1.Jastreboff AM, et al. “Triple-Hormone-Receptor Agonist Retatrutide for Obesity — A Phase 2 Trial.” N Engl J Med. 2023;389(6):514–526.
2.Sanyal AJ, et al. “Triple hormone receptor agonist retatrutide for metabolic dysfunction-associated steatotic liver disease.” Nat Med. 2024;30:2024–2033.
3.Eli Lilly. “Lilly's triple agonist, retatrutide, delivered weight loss of up to an average of 71.2 lbs along with substantial relief from osteoarthritis pain in first successful Phase 3 trial.” Press release, December 11, 2025.
4.Rosenstock J, et al. “Retatrutide, a GIP, GLP-1 and glucagon receptor agonist, for people with type 2 diabetes: a randomised, double-blind, placebo and active-comparator-controlled, parallel-group, phase 2 trial.” Lancet. 2023;402(10401):529–544.
5.ClinicalTrials.gov.

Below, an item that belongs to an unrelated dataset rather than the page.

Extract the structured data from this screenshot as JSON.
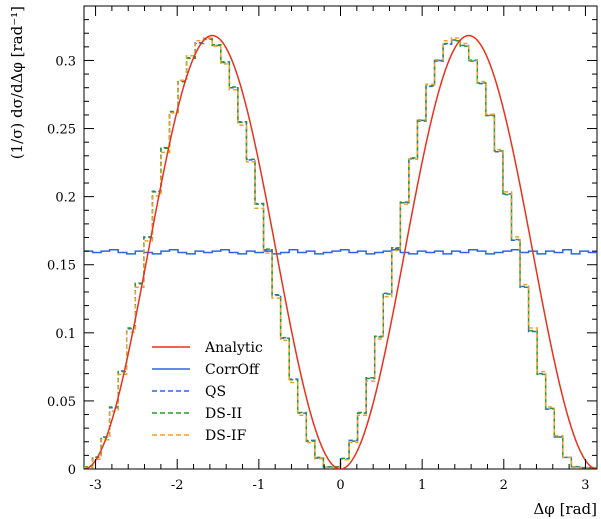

NCT05931367 — TRIUMPH-4.
6.“Retatrutide for the treatment of obesity, obstructive sleep apnea and knee osteoarthritis: Rationale and design of the TRIUMPH registrational clinical trials.” Diabetes Obes Metab. 2025.
7.Eli Lilly. “Lilly's triple agonist, retatrutide, demonstrated significant reductions in A1C and weight in first Phase 3 trial for treatment of type 2 diabetes.” Press release, March 19, 2026. (TRANSCEND-T2D-1 top-line results.)
8.ClinicalTrials.gov. NCT05929079 — TRANSCEND-T2D-1 (A Study of Retatrutide in Participants With Type 2 Diabetes Mellitus).
9.Jastreboff AM, et al. Retatrutide Phase 2 cardiovascular and heart rate data. N Engl J Med. 2023. (Heart rate subsection: peak +6.7 bpm at week 24, partial decline at weeks 36-48; arrhythmia signals 4-14% vs 2-3% placebo.)